Green Party Candidate Outed

Peter Tatchell, militant gay rights activist from the 1980s is reinventing himself as a Green Party Parliamentary Candidate for Oxford East. On commentissimplyabsurd, he writes today about a looming global oxygen shortage.

Compared to prehistoric times, the level of oxygen in the earth’s atmosphere has declined by over a third and in polluted cities the decline may be more than 50%. This change in the makeup of the air we breathe has potentially serious implications for our health. Indeed, it could ultimately threaten the survival of human life on earth, according to Roddy Newman, who is drafting a new book, The Oxygen Crisis.

We read this and found ourselves short of breath. But only because we couldn’t stop laughing. And who the hell is Roddy Newman anyway? Tatchell concludes,

Scaremongering? I don’t think so. A reason for doomsaying? Not yet. What is needed is an authoritative evidence-based investigation to ascertain current oxygen levels and what consequences, if any, there are for the long-term wellbeing of our species – and, indeed, of all species.

Green is not in fact merely the new pink. It is the new blue, yellow, black, brown… whatever. It is the colour chosen by anyone who ever nailed their colours to the mast, and found that, over the years, they’ve faded, and now find the need to reinvent themselves.

Still, Tatchell is not the maddest ever high-profile lunatic that the Greens have given a home to. In the early days of the party, David Icke, former footballer and sports TV presenter was their spokesman. Until this happened in 1991

[youtube -29cdosjMUY&hl]

Icke’s views lead to the end of his relationship with the Green Party. The humiliation he suffered after the interview didn’t help what appeared to be a process of separation, not just from the Greens, but reality itself. Still, he reinvented himself as the son of god, and conspiracy theorist second to none, and sold a few books on the way, so it’s hard to have too much sympathy for him.

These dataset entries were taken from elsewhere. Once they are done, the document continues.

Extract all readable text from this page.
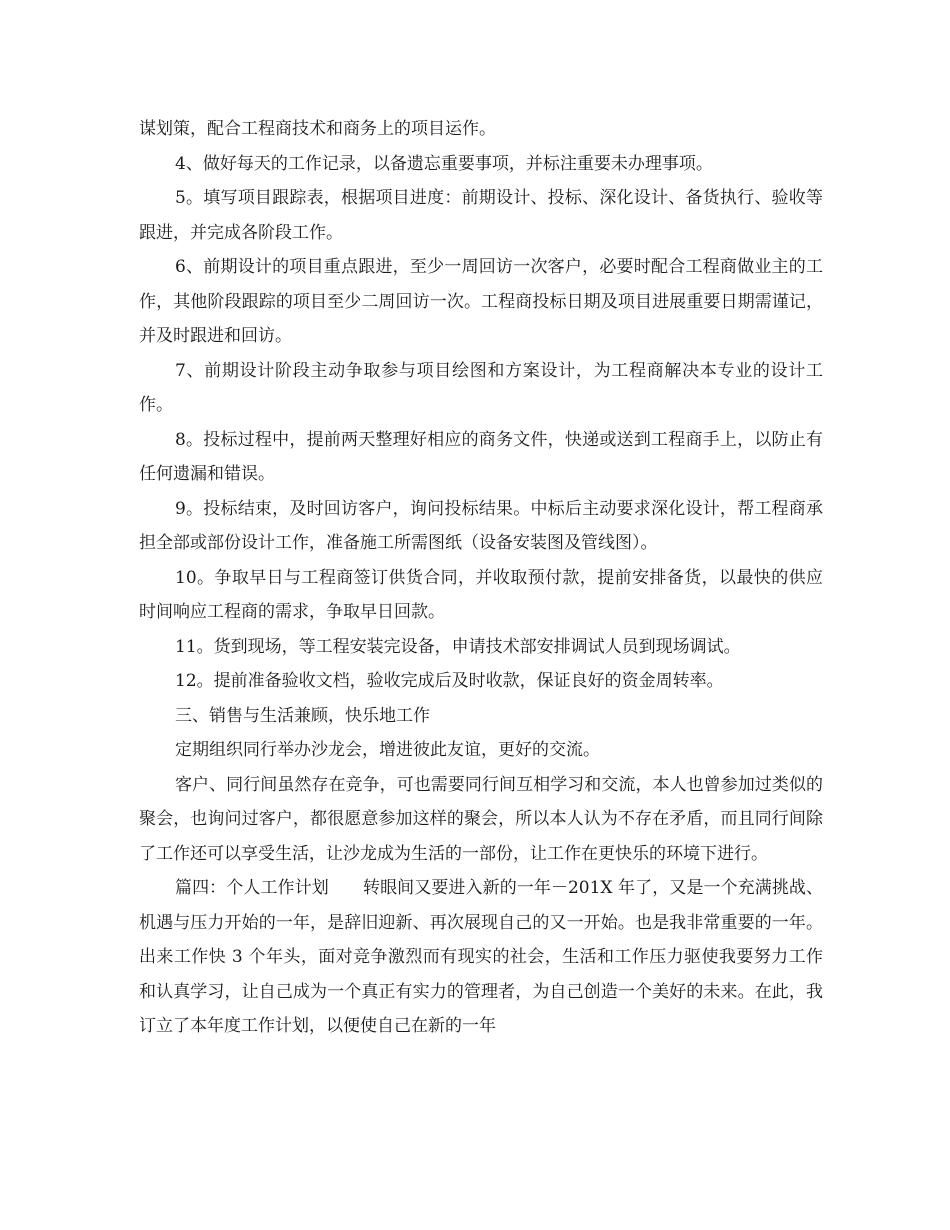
谋划策，配合工程商技术和商务上的项目运作。

4、做好每天的工作记录，以备遗忘重要事项，并标注重要未办理事项。

5。填写项目跟踪表，根据项目进度：前期设计、投标、深化设计、备货执行、验收等跟进，并完成各阶段工作。

6、前期设计的项目重点跟进，至少一周回访一次客户，必要时配合工程商做业主的工作，其他阶段跟踪的项目至少二周回访一次。工程商投标日期及项目进展重要日期需谨记，并及时跟进和回访。

7、前期设计阶段主动争取参与项目绘图和方案设计，为工程商解决本专业的设计工作。

8。投标过程中，提前两天整理好相应的商务文件，快递或送到工程商手上，以防止有任何遗漏和错误。

9。投标结束，及时回访客户，询问投标结果。中标后主动要求深化设计，帮工程商承担全部或部份设计工作，准备施工所需图纸（设备安装图及管线图）。

10。争取早日与工程商签订供货合同，并收取预付款，提前安排备货，以最快的供应时间响应工程商的需求，争取早日回款。

11。货到现场，等工程安装完设备，申请技术部安排调试人员到现场调试。

12。提前准备验收文档，验收完成后及时收款，保证良好的资金周转率。

三、销售与生活兼顾，快乐地工作

定期组织同行举办沙龙会，增进彼此友谊，更好的交流。

客户、同行间虽然存在竞争，可也需要同行间互相学习和交流，本人也曾参加过类似的聚会，也询问过客户，都很愿意参加这样的聚会，所以本人认为不存在矛盾，而且同行间除了工作还可以享受生活，让沙龙成为生活的一部份，让工作在更快乐的环境下进行。

篇四：个人工作计划　　转眼间又要进入新的一年－201X 年了，又是一个充满挑战、机遇与压力开始的一年，是辞旧迎新、再次展现自己的又一开始。也是我非常重要的一年。出来工作快 3 个年头，面对竞争激烈而有现实的社会，生活和工作压力驱使我要努力工作和认真学习，让自己成为一个真正有实力的管理者，为自己创造一个美好的未来。在此，我订立了本年度工作计划，以便使自己在新的一年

In the comments section, Tatchell replies to the jibes he surely deserves,

I am coming at this issue from a commonsense perspective, based on some evidence. It is more a case of queries on my part, rather than grand assertions. Raising these issues seem plausible and reasonable to me. Please advise if and how I am mistaken.



The article above was not written as another doomsday scenario. Even if there is a danger from oxygen depletion it is still quiet a long way off. Moreover, I am a great believer that we humans can create solutions to problems – whether those problems are human-made or natural cycles.

Commonsense? Evidence? The ‘evidence’ that Tatchell claims to be in possession of misses something which barely needs repeating here. Air is 21% oxygen. There’s loads of it. And there’s nothing commonsensical about worrying about the end of it. That ought to have given him cause to pause before writing this nonsense. As it happens, it shows exactly how thoroughly you need to ‘understand the issues’ before creating a public role for yourself as somebody who is going to ‘save the planet’. His colleague, ‘Dr’ Caroline Lucas has no firmer grip on the science, yet wheels out similar factoids as incontrovertible evidence for her party’s policies. This group seeks public office, and influences the direction of public policy. As lunatics they provide some good laughs, but the reality is that they are, more often than not, taken seriously.

How has it come to pass that people wearing end-is-nigh sandwich boards have been given such credibility? This question cannot be answered just by looking at environmentalists or environmentalism alone. The answer must lie outside of environmentalism, otherwise we must give these lunatics credit for taking over the asylum that they do not deserve. After all, it is neither popularity nor intellectual power which has swept them to prominence.